En viticulture, « le réchauffement climatique entraîne un risque entomologique accru », estime pourtant Denis Thiery, entomologiste à l’Inra de Bordeaux et auteur de plusieurs articles sur la question. Pour lui, la viticulture risque de se compliquer, avec, par exemple, la nécessité d’une surveillance accrue des populations en dehors des périodes habituelles, à cause d’années plus atypiques. 

Eudemis grand vainqueur ?

Si on examine les principaux ravageurs actuels de la vigne, l’eudémis va sans doute supplanter la cochylis, qui a besoin du froid l’hiver et supporte moins la chaleur, comme l’année 2003 l’avait confirmé : les températures supérieures à 38 °C avaient séché les pontes. Mais cette espèce a été moins étudiée et peut réserver des surprises. Bien qu’il y ait d’ores et déjà quatre générations d’eudémis par an en Bordelais, une augmentation est encore possible. En Israël, par exemple, cinq générations se succèdent. Actuellement, la quatrième génération peut s’étaler jusqu’en novembre, à une période où il n’y a plus de lutte insecticide. Elle peut ainsi préparer une future G1 très abondante. Mais des hivers doux et humides peuvent aussi signifier de grosses mortalités pour les larves, car ces conditions favorisent les entomopathogènes. Un printemps avec des pointes de températures très élevées pourrait aussi décimer les larves, qui ne pourraient pas se protéger de la chaleur dans des baies pas encore suffisamment grosses. Enfin, une désynchronisation entre l’éclosion des larves et l’apparition des bourgeons de la vigne serait très préjudiciable, à cause du manque de nourriture. 

Bref, les scientifiques ont bien du mal à prédire de quel côté va pencher la balance. Tout comme la manière dont va évoluer la cicadelle de la flavescence dorée. Cet insecte, dont l’aire ne cesse de s’étendre vers le nord, préfère les hivers froids. Mais le phytoplasme qu’elle transmet est favorisé par l’augmentation de la température. Que va-t-il en découler ? La question reste ouverte.

La cicadelle de la flavescence dorée, qui vient de la région  des grands lacs américains, préfère les hivers froids. © AS Walker/Inra
Remontée vers le Nord

Enfin, de nouvelles espèces pourraient arriver. Parmi les candidates : la cicadelle africaine de la vigne, Jacobiasca lybica, qui pourrait remonter d’Espagne et d’Italie. Mais aussi, un parasite très efficace des larves d’eudémis et de cocylis. Sa présence est d’ores et déjà avérée dans le vignoble de Fronton. Ces nouveaux parasites vont-ils pouvoir réguler les populations ? Sans doute par endroits, mais peut-être pas partout, car ils devront trouver dans ces nouveaux environnements les conditions nécessaires à leur survie.

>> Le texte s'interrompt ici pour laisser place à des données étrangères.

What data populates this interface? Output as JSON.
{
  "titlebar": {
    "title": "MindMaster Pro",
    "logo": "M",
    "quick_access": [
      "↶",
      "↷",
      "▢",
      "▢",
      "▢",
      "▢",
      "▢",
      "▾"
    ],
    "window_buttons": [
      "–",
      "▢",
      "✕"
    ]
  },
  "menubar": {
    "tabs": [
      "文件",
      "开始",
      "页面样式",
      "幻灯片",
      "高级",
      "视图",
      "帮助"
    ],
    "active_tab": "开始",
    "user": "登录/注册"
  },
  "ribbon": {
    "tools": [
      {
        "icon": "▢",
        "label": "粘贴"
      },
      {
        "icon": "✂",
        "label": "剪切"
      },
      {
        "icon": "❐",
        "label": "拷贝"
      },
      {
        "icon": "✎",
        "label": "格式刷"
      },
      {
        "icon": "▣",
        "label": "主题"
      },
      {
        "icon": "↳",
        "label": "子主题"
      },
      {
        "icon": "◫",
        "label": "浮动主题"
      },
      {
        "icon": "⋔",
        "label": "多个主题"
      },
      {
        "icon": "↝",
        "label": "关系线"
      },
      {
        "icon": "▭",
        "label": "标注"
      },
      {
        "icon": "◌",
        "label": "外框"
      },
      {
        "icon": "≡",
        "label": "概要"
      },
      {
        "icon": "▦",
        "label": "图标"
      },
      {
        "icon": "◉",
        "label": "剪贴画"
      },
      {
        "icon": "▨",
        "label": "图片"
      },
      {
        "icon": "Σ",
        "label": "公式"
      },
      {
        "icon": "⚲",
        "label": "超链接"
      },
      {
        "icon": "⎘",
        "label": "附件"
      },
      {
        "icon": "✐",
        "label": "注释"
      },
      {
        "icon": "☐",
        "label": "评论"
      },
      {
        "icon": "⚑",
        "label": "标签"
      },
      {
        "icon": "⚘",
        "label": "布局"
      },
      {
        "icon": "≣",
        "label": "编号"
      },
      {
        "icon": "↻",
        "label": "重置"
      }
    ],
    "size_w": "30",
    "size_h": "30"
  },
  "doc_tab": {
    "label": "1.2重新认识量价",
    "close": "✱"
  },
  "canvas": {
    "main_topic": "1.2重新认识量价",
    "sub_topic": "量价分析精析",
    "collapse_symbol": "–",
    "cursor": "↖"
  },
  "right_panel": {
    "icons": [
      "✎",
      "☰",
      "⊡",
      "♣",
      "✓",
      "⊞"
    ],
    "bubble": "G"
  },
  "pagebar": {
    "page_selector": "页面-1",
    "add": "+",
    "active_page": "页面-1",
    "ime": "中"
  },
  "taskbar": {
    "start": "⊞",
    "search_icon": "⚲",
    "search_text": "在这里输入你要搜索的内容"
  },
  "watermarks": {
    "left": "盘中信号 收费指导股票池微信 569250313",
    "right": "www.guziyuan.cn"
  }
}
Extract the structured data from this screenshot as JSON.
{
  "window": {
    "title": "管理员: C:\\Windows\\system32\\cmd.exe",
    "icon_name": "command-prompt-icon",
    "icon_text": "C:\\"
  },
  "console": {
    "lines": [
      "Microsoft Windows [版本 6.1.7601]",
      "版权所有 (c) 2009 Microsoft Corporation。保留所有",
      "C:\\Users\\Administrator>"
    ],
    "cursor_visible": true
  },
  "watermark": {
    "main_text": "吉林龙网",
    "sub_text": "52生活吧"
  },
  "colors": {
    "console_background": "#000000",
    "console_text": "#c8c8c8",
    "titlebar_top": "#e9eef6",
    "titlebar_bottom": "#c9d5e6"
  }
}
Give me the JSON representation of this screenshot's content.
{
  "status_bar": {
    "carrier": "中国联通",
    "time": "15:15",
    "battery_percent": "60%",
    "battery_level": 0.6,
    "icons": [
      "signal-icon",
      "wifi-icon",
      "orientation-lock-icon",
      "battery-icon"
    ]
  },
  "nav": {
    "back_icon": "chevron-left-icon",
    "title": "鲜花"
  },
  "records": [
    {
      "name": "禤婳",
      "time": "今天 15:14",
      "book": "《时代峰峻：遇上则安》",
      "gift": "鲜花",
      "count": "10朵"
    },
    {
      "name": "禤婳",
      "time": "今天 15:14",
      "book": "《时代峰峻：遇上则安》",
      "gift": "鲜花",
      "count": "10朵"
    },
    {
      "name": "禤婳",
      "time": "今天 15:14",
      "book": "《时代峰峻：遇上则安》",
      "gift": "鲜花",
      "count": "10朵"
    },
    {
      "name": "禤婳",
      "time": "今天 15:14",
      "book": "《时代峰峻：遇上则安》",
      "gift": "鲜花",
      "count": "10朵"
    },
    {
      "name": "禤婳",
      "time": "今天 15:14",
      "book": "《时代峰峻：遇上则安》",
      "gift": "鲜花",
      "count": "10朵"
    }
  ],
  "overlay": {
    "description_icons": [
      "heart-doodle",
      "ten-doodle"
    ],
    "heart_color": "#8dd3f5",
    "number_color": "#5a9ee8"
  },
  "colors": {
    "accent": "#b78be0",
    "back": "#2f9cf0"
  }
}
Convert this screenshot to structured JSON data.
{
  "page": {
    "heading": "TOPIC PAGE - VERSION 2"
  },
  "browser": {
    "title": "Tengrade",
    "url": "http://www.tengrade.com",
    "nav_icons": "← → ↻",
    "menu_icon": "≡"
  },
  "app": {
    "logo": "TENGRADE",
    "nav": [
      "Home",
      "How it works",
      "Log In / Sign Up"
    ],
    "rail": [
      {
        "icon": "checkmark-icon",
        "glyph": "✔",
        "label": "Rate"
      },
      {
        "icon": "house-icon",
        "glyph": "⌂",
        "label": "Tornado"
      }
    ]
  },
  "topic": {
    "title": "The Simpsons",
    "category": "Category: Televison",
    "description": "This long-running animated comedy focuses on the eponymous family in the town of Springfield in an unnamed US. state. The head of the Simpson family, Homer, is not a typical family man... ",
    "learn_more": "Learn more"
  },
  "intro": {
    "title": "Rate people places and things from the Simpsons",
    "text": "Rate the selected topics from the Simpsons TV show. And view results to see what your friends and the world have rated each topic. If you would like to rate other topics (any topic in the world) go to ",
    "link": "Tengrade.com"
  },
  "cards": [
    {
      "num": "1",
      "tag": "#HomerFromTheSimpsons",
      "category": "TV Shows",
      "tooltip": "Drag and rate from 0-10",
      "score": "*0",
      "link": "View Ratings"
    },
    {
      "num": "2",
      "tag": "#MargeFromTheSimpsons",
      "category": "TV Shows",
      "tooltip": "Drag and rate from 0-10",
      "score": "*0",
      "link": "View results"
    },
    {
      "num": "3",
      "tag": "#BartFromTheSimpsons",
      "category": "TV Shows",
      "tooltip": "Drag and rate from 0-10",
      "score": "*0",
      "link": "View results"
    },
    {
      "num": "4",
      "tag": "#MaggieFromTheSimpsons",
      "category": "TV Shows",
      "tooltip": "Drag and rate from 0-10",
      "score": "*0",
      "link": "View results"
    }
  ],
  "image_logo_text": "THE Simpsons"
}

La situation est donc très complexe. D’autant que le réchauffement climatique n’est pas le seul élément à prendre en considération : la mondialisation des échanges est aussi responsable de l’arrivée de nouvelles espèces, et à un rythme beaucoup plus soutenu. Depuis 2000, on compte sept nouvelles espèces dommageables pour l’agriculture par an. Les insectes, comme les humains, vont plus vite par bateau ou par avion ! Dans ce contexte, la vigilance reste la meilleure alliée du vigneron.